Four Ways to Profit from Your Mobility Strategy

four-ways-to-profit-from-your-mobility-strategy

If video killed the radio star, jurors would agree that mobility killed the traditional workday. Mobility turned your once immobile desktop computer into a 13-inch laptop you can carry home with you, and spawned miniature tablets and ever-present, pocket-sized smartphones. Your mobile devices coupled with cloud technology give you instant and constant access to your virtual cubicle.

Increased mobility means work is no longer a place you go; it’s a thing you do.

If the concept above made you cringe in fear of a vacation riddled with email notifications or turn green with envy at France’s developing after-work email regulations, you might want to re-evaluate your perspective. Studies continue to uncover the benefits of implementing an enterprise mobility strategy – for both your employees and your business’s bottom line.

Four ways to profit from your mobility strategy with unified communications and collaboration (UCC)

1) Boost employee satisfaction
36% of employees stated they would choose flexible working options over a pay raise. Thirty-seven percent even said they would take a pay cut in order to work from home.

2) Increase productivity
Industry big wigs like Best Buy, British Telecom and Dow Chemical have reported that teleworkers are 35-40 percent more productive than those without flexible working options. Teleworkers also often work longer hours than their office-bound coworkers.
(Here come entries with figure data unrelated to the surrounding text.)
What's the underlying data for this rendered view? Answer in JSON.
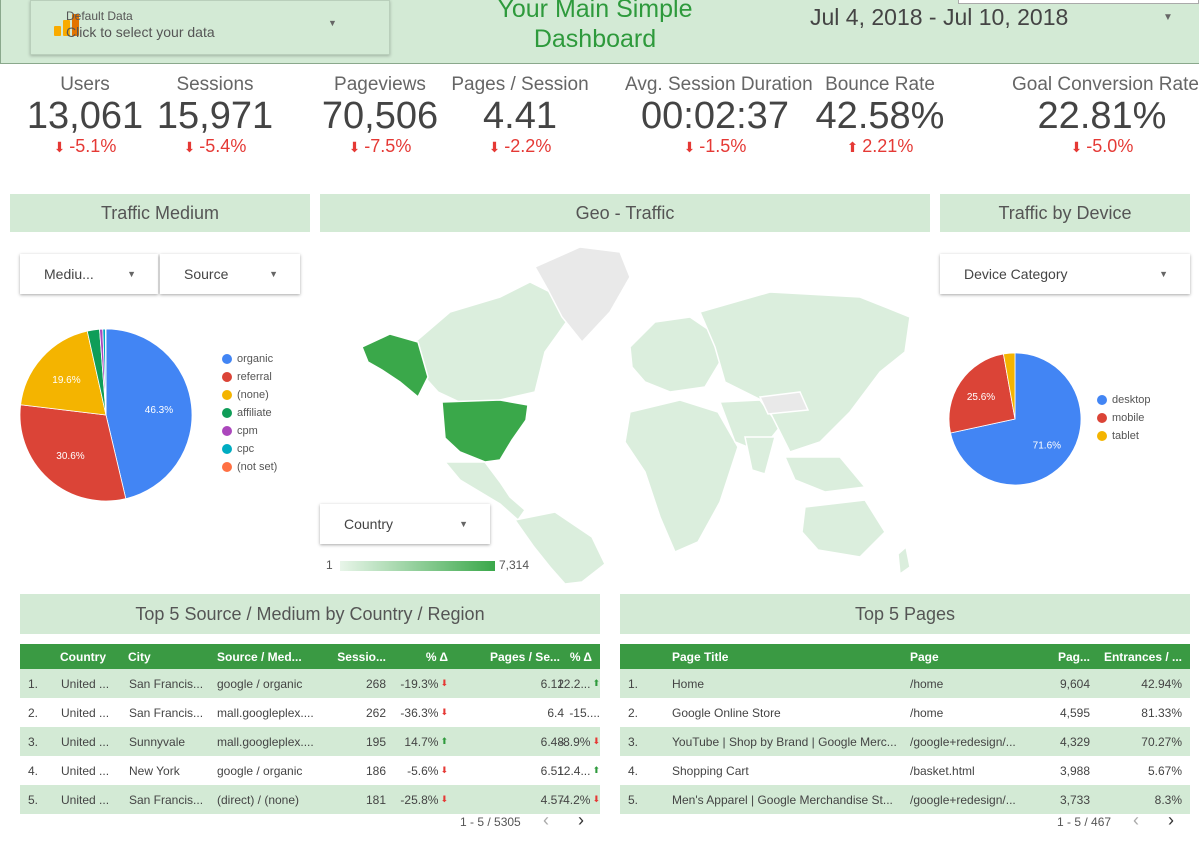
{
  "header": {
    "datasource_title": "Default Data",
    "datasource_subtitle": "Click to select your data",
    "title_line1": "Your Main Simple",
    "title_line2": "Dashboard",
    "date_range": "Jul 4, 2018 - Jul 10, 2018"
  },
  "kpis": [
    {
      "label": "Users",
      "value": "13,061",
      "delta": "-5.1%",
      "dir": "down"
    },
    {
      "label": "Sessions",
      "value": "15,971",
      "delta": "-5.4%",
      "dir": "down"
    },
    {
      "label": "Pageviews",
      "value": "70,506",
      "delta": "-7.5%",
      "dir": "down"
    },
    {
      "label": "Pages / Session",
      "value": "4.41",
      "delta": "-2.2%",
      "dir": "down"
    },
    {
      "label": "Avg. Session Duration",
      "value": "00:02:37",
      "delta": "-1.5%",
      "dir": "down"
    },
    {
      "label": "Bounce Rate",
      "value": "42.58%",
      "delta": "2.21%",
      "dir": "up"
    },
    {
      "label": "Goal Conversion Rate",
      "value": "22.81%",
      "delta": "-5.0%",
      "dir": "down"
    }
  ],
  "sections": {
    "traffic_medium": "Traffic Medium",
    "geo_traffic": "Geo - Traffic",
    "traffic_device": "Traffic by Device",
    "top_source": "Top 5 Source / Medium by Country  / Region",
    "top_pages": "Top 5 Pages"
  },
  "filters": {
    "medium": "Mediu...",
    "source": "Source",
    "device": "Device Category",
    "country": "Country"
  },
  "geo_scale": {
    "min": "1",
    "max": "7,314"
  },
  "colors": {
    "accent": "#3a9a43",
    "band": "#d3ead5",
    "negative": "#e53935",
    "positive": "#2e9a3c"
  },
  "chart_data": [
    {
      "type": "pie",
      "name": "traffic-medium",
      "slices": [
        {
          "label": "organic",
          "value": 46.3,
          "color": "#4285f4",
          "shown": "46.3%"
        },
        {
          "label": "referral",
          "value": 30.6,
          "color": "#db4437",
          "shown": "30.6%"
        },
        {
          "label": "(none)",
          "value": 19.6,
          "color": "#f4b400",
          "shown": "19.6%"
        },
        {
          "label": "affiliate",
          "value": 2.3,
          "color": "#0f9d58",
          "shown": ""
        },
        {
          "label": "cpm",
          "value": 0.6,
          "color": "#ab47bc",
          "shown": ""
        },
        {
          "label": "cpc",
          "value": 0.5,
          "color": "#00acc1",
          "shown": ""
        },
        {
          "label": "(not set)",
          "value": 0.1,
          "color": "#ff7043",
          "shown": ""
        }
      ],
      "legend": "right"
    },
    {
      "type": "pie",
      "name": "traffic-device",
      "slices": [
        {
          "label": "desktop",
          "value": 71.6,
          "color": "#4285f4",
          "shown": "71.6%"
        },
        {
          "label": "mobile",
          "value": 25.6,
          "color": "#db4437",
          "shown": "25.6%"
        },
        {
          "label": "tablet",
          "value": 2.8,
          "color": "#f4b400",
          "shown": ""
        }
      ],
      "legend": "right"
    }
  ],
  "source_table": {
    "headers": [
      "Country",
      "City",
      "Source / Med...",
      "Sessio...",
      "% Δ",
      "Pages / Se...",
      "% Δ"
    ],
    "rows": [
      {
        "n": "1.",
        "country": "United ...",
        "city": "San Francis...",
        "source": "google / organic",
        "sessions": "268",
        "d1": "-19.3%",
        "d1dir": "down",
        "pps": "6.12",
        "d2": "12.2...",
        "d2dir": "up"
      },
      {
        "n": "2.",
        "country": "United ...",
        "city": "San Francis...",
        "source": "mall.googleplex....",
        "sessions": "262",
        "d1": "-36.3%",
        "d1dir": "down",
        "pps": "6.4",
        "d2": "-15....",
        "d2dir": "none"
      },
      {
        "n": "3.",
        "country": "United ...",
        "city": "Sunnyvale",
        "source": "mall.googleplex....",
        "sessions": "195",
        "d1": "14.7%",
        "d1dir": "up",
        "pps": "6.48",
        "d2": "-8.9%",
        "d2dir": "down"
      },
      {
        "n": "4.",
        "country": "United ...",
        "city": "New York",
        "source": "google / organic",
        "sessions": "186",
        "d1": "-5.6%",
        "d1dir": "down",
        "pps": "6.51",
        "d2": "12.4...",
        "d2dir": "up"
      },
      {
        "n": "5.",
        "country": "United ...",
        "city": "San Francis...",
        "source": "(direct) / (none)",
        "sessions": "181",
        "d1": "-25.8%",
        "d1dir": "down",
        "pps": "4.57",
        "d2": "-4.2%",
        "d2dir": "down"
      }
    ],
    "pager": "1 - 5 / 5305"
  },
  "pages_table": {
    "headers": [
      "Page Title",
      "Page",
      "Pag...",
      "Entrances / ..."
    ],
    "rows": [
      {
        "n": "1.",
        "title": "Home",
        "page": "/home",
        "pv": "9,604",
        "ent": "42.94%"
      },
      {
        "n": "2.",
        "title": "Google Online Store",
        "page": "/home",
        "pv": "4,595",
        "ent": "81.33%"
      },
      {
        "n": "3.",
        "title": "YouTube | Shop by Brand | Google Merc...",
        "page": "/google+redesign/...",
        "pv": "4,329",
        "ent": "70.27%"
      },
      {
        "n": "4.",
        "title": "Shopping Cart",
        "page": "/basket.html",
        "pv": "3,988",
        "ent": "5.67%"
      },
      {
        "n": "5.",
        "title": "Men's Apparel | Google Merchandise St...",
        "page": "/google+redesign/...",
        "pv": "3,733",
        "ent": "8.3%"
      }
    ],
    "pager": "1 - 5 / 467"
  }
}
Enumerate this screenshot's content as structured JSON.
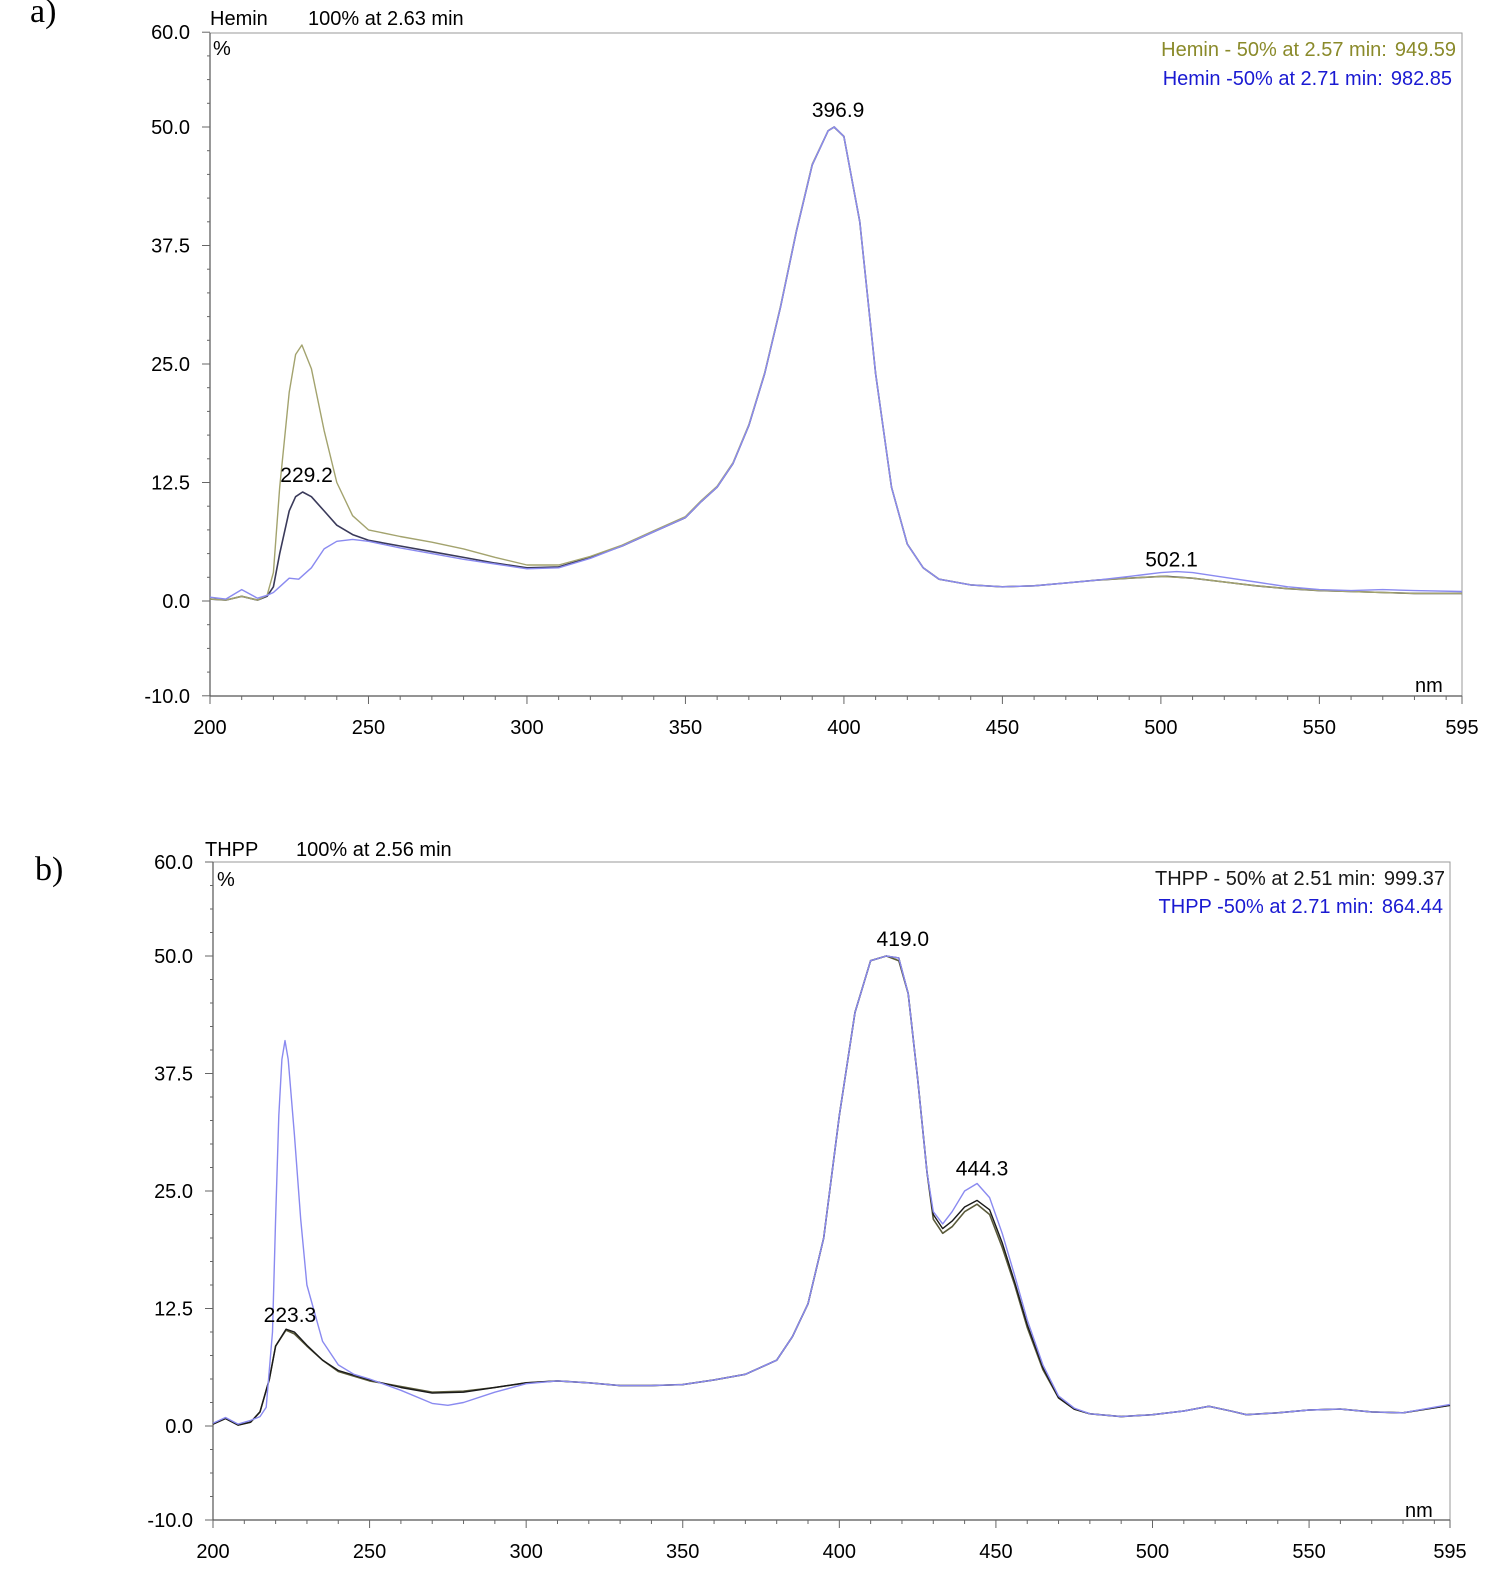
{
  "chart_data": [
    {
      "panel": "a)",
      "type": "line",
      "header": [
        "Hemin",
        "100% at 2.63 min"
      ],
      "ylabel": "%",
      "xlabel": "nm",
      "xlim": [
        200,
        595
      ],
      "ylim": [
        -10,
        60
      ],
      "x_ticks": [
        "200",
        "250",
        "300",
        "350",
        "400",
        "450",
        "500",
        "550",
        "595"
      ],
      "y_ticks": [
        "60.0",
        "50.0",
        "37.5",
        "25.0",
        "12.5",
        "0.0",
        "-10.0"
      ],
      "legend": [
        {
          "label": "Hemin - 50% at 2.57 min:",
          "value": "949.59",
          "color": "#8a8a2a"
        },
        {
          "label": "Hemin -50% at 2.71 min:",
          "value": "982.85",
          "color": "#1a1ad2"
        }
      ],
      "peak_labels": [
        {
          "text": "229.2",
          "x": 229.2,
          "y": 11.5
        },
        {
          "text": "396.9",
          "x": 396.9,
          "y": 50.0
        },
        {
          "text": "502.1",
          "x": 502.1,
          "y": 2.6
        }
      ],
      "series": [
        {
          "name": "Hemin 100% at 2.63 min",
          "color": "#3a3a5a",
          "x": [
            200,
            205,
            210,
            215,
            218,
            220,
            222,
            225,
            227,
            229.2,
            232,
            236,
            240,
            245,
            250,
            260,
            270,
            280,
            290,
            300,
            310,
            320,
            330,
            340,
            350,
            355,
            360,
            365,
            370,
            375,
            380,
            385,
            390,
            395,
            396.9,
            400,
            405,
            410,
            415,
            420,
            425,
            430,
            440,
            450,
            460,
            470,
            480,
            490,
            500,
            502.1,
            510,
            520,
            530,
            540,
            550,
            560,
            570,
            580,
            595
          ],
          "y": [
            0.2,
            0.1,
            0.5,
            0.1,
            0.5,
            1.5,
            5.0,
            9.5,
            11.0,
            11.5,
            11.0,
            9.5,
            8.0,
            7.0,
            6.4,
            5.8,
            5.2,
            4.6,
            4.0,
            3.5,
            3.6,
            4.6,
            5.8,
            7.3,
            8.8,
            10.5,
            12.0,
            14.5,
            18.5,
            24.0,
            31.0,
            39.0,
            46.0,
            49.6,
            50.0,
            49.0,
            40.0,
            24.0,
            12.0,
            6.0,
            3.5,
            2.3,
            1.7,
            1.5,
            1.6,
            1.9,
            2.2,
            2.4,
            2.6,
            2.6,
            2.4,
            2.0,
            1.6,
            1.3,
            1.1,
            1.0,
            0.9,
            0.8,
            0.8
          ]
        },
        {
          "name": "Hemin - 50% at 2.57 min",
          "color": "#a3a36e",
          "x": [
            200,
            205,
            210,
            215,
            218,
            220,
            222,
            225,
            227,
            229,
            232,
            236,
            240,
            245,
            250,
            260,
            270,
            280,
            290,
            300,
            310,
            320,
            330,
            340,
            350,
            355,
            360,
            365,
            370,
            375,
            380,
            385,
            390,
            395,
            397,
            400,
            405,
            410,
            415,
            420,
            425,
            430,
            440,
            450,
            460,
            470,
            480,
            490,
            500,
            510,
            520,
            530,
            540,
            550,
            560,
            570,
            580,
            595
          ],
          "y": [
            0.2,
            0.1,
            0.5,
            0.1,
            0.6,
            3.0,
            12.0,
            22.0,
            26.0,
            27.0,
            24.5,
            18.0,
            12.5,
            9.0,
            7.5,
            6.8,
            6.2,
            5.5,
            4.6,
            3.8,
            3.8,
            4.7,
            5.9,
            7.4,
            8.9,
            10.6,
            12.1,
            14.6,
            18.6,
            24.1,
            31.1,
            39.1,
            46.1,
            49.6,
            50.0,
            49.0,
            40.0,
            24.0,
            12.0,
            6.0,
            3.5,
            2.3,
            1.7,
            1.5,
            1.6,
            1.9,
            2.2,
            2.4,
            2.6,
            2.4,
            2.0,
            1.6,
            1.3,
            1.1,
            1.0,
            0.9,
            0.8,
            0.8
          ]
        },
        {
          "name": "Hemin -50% at 2.71 min",
          "color": "#8a8af0",
          "x": [
            200,
            205,
            210,
            215,
            218,
            220,
            222,
            225,
            228,
            232,
            236,
            240,
            245,
            250,
            260,
            270,
            280,
            290,
            300,
            310,
            320,
            330,
            340,
            350,
            355,
            360,
            365,
            370,
            375,
            380,
            385,
            390,
            395,
            397,
            400,
            405,
            410,
            415,
            420,
            425,
            430,
            440,
            450,
            460,
            470,
            480,
            490,
            500,
            505,
            510,
            520,
            530,
            540,
            550,
            560,
            570,
            580,
            595
          ],
          "y": [
            0.4,
            0.2,
            1.2,
            0.3,
            0.6,
            0.9,
            1.5,
            2.4,
            2.3,
            3.5,
            5.5,
            6.3,
            6.5,
            6.3,
            5.6,
            5.0,
            4.4,
            3.9,
            3.4,
            3.5,
            4.5,
            5.8,
            7.3,
            8.8,
            10.5,
            12.0,
            14.5,
            18.5,
            24.0,
            31.0,
            39.0,
            46.0,
            49.6,
            50.0,
            49.0,
            40.0,
            24.0,
            12.0,
            6.0,
            3.5,
            2.3,
            1.7,
            1.5,
            1.6,
            1.9,
            2.2,
            2.6,
            3.0,
            3.1,
            3.0,
            2.5,
            2.0,
            1.5,
            1.2,
            1.1,
            1.2,
            1.1,
            1.0
          ]
        }
      ]
    },
    {
      "panel": "b)",
      "type": "line",
      "header": [
        "THPP",
        "100% at 2.56 min"
      ],
      "ylabel": "%",
      "xlabel": "nm",
      "xlim": [
        200,
        595
      ],
      "ylim": [
        -10,
        60
      ],
      "x_ticks": [
        "200",
        "250",
        "300",
        "350",
        "400",
        "450",
        "500",
        "550",
        "595"
      ],
      "y_ticks": [
        "60.0",
        "50.0",
        "37.5",
        "25.0",
        "12.5",
        "0.0",
        "-10.0"
      ],
      "legend": [
        {
          "label": "THPP - 50% at 2.51 min:",
          "value": "999.37",
          "color": "#1a1a1a"
        },
        {
          "label": "THPP -50% at 2.71 min:",
          "value": "864.44",
          "color": "#1a1ad2"
        }
      ],
      "peak_labels": [
        {
          "text": "223.3",
          "x": 223.3,
          "y": 10.0
        },
        {
          "text": "419.0",
          "x": 419.0,
          "y": 50.0
        },
        {
          "text": "444.3",
          "x": 444.3,
          "y": 25.6
        }
      ],
      "series": [
        {
          "name": "THPP 100% at 2.56 min",
          "color": "#5a5a3a",
          "x": [
            200,
            204,
            208,
            212,
            215,
            218,
            220,
            223.3,
            226,
            230,
            235,
            240,
            250,
            260,
            270,
            280,
            290,
            300,
            310,
            320,
            330,
            340,
            350,
            360,
            370,
            380,
            385,
            390,
            395,
            400,
            405,
            410,
            415,
            419,
            422,
            425,
            428,
            430,
            433,
            436,
            440,
            444,
            448,
            452,
            456,
            460,
            465,
            470,
            475,
            480,
            490,
            500,
            510,
            518,
            525,
            530,
            540,
            550,
            560,
            570,
            580,
            595
          ],
          "y": [
            0.2,
            0.8,
            0.1,
            0.4,
            1.5,
            5.0,
            8.5,
            10.2,
            9.8,
            8.5,
            7.0,
            5.8,
            4.8,
            4.2,
            3.6,
            3.7,
            4.1,
            4.6,
            4.8,
            4.6,
            4.3,
            4.3,
            4.4,
            4.9,
            5.5,
            7.0,
            9.5,
            13.0,
            20.0,
            33.0,
            44.0,
            49.5,
            50.0,
            49.5,
            46.0,
            37.0,
            27.0,
            22.0,
            20.5,
            21.2,
            22.8,
            23.6,
            22.5,
            19.0,
            15.0,
            10.5,
            6.0,
            3.0,
            1.8,
            1.3,
            1.0,
            1.2,
            1.6,
            2.1,
            1.6,
            1.2,
            1.4,
            1.7,
            1.8,
            1.5,
            1.4,
            2.2
          ]
        },
        {
          "name": "THPP - 50% at 2.51 min",
          "color": "#1a1a1a",
          "x": [
            200,
            204,
            208,
            212,
            215,
            218,
            220,
            223.3,
            226,
            230,
            235,
            240,
            250,
            260,
            270,
            280,
            290,
            300,
            310,
            320,
            330,
            340,
            350,
            360,
            370,
            380,
            385,
            390,
            395,
            400,
            405,
            410,
            415,
            419,
            422,
            425,
            428,
            430,
            433,
            436,
            440,
            444,
            448,
            452,
            456,
            460,
            465,
            470,
            475,
            480,
            490,
            500,
            510,
            518,
            525,
            530,
            540,
            550,
            560,
            570,
            580,
            595
          ],
          "y": [
            0.2,
            0.8,
            0.1,
            0.4,
            1.5,
            5.0,
            8.5,
            10.3,
            10.0,
            8.6,
            7.0,
            5.9,
            4.9,
            4.1,
            3.5,
            3.6,
            4.1,
            4.6,
            4.8,
            4.6,
            4.3,
            4.3,
            4.4,
            4.9,
            5.5,
            7.0,
            9.5,
            13.0,
            20.0,
            33.0,
            44.0,
            49.5,
            50.0,
            49.8,
            46.0,
            37.0,
            27.0,
            22.5,
            21.0,
            21.8,
            23.3,
            24.0,
            23.0,
            19.5,
            15.3,
            10.8,
            6.2,
            3.0,
            1.8,
            1.3,
            1.0,
            1.2,
            1.6,
            2.1,
            1.6,
            1.2,
            1.4,
            1.7,
            1.8,
            1.5,
            1.4,
            2.2
          ]
        },
        {
          "name": "THPP -50% at 2.71 min",
          "color": "#8a8af0",
          "x": [
            200,
            204,
            208,
            212,
            215,
            217,
            219,
            220,
            221,
            222,
            223,
            224,
            226,
            228,
            230,
            235,
            240,
            245,
            250,
            260,
            270,
            275,
            280,
            290,
            300,
            310,
            320,
            330,
            340,
            350,
            360,
            370,
            380,
            385,
            390,
            395,
            400,
            405,
            410,
            415,
            419,
            422,
            425,
            428,
            430,
            433,
            436,
            440,
            444,
            448,
            452,
            456,
            460,
            465,
            470,
            475,
            480,
            490,
            500,
            510,
            518,
            525,
            530,
            540,
            550,
            560,
            570,
            580,
            595
          ],
          "y": [
            0.3,
            0.9,
            0.2,
            0.6,
            1.0,
            2.0,
            10.0,
            22.0,
            33.0,
            39.0,
            41.0,
            39.0,
            31.0,
            22.0,
            15.0,
            9.0,
            6.5,
            5.5,
            5.0,
            3.8,
            2.4,
            2.2,
            2.5,
            3.6,
            4.5,
            4.8,
            4.6,
            4.3,
            4.3,
            4.4,
            4.9,
            5.5,
            7.0,
            9.5,
            13.0,
            20.0,
            33.0,
            44.0,
            49.5,
            50.0,
            49.8,
            46.0,
            37.0,
            27.0,
            22.8,
            21.5,
            22.8,
            25.0,
            25.8,
            24.3,
            20.5,
            16.0,
            11.3,
            6.5,
            3.2,
            1.9,
            1.3,
            1.0,
            1.2,
            1.6,
            2.1,
            1.6,
            1.2,
            1.4,
            1.7,
            1.8,
            1.5,
            1.4,
            2.3
          ]
        }
      ]
    }
  ]
}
3) Recruit top talent in a competitive market
Studies show tech-savvy millennials are more difficult to recruit, but are particularly attracted to flexible work options. UCCalso empowers businesses to hire the best employees for the job no matter where they’re located geographically, and enable them to collaborate with their coworkers as easily as if they were in the office.

4) Eliminate unnecessary service disruptions
Unscheduled absences (like sick days) cost US employers roughly $1,800 per employee each year. Global Workplace Analytics reports that mobile-enabled workers typically continue to work remotely when they’re sick, avoiding both negatively impacting business operations and spreading illness throughout the office. Additionally, flexible work arrangements allow workers to run errands or take personal appointments without losing a full day of work.

Taking a mobile-first approach to reap the benefits of UCC

Since more and more employees are on the move or working remotely, it’s important to provide them with an in-office experience no matter where their days take them. That means rather than mimicking desktop design and functionality, mobile clients should be built from the ground up to work natively on mobile devices.

It should also be extremely easy for employees to get up and running on their mobile devices through automated provisioning, which will save time and money for both mobile workers and for your help desk.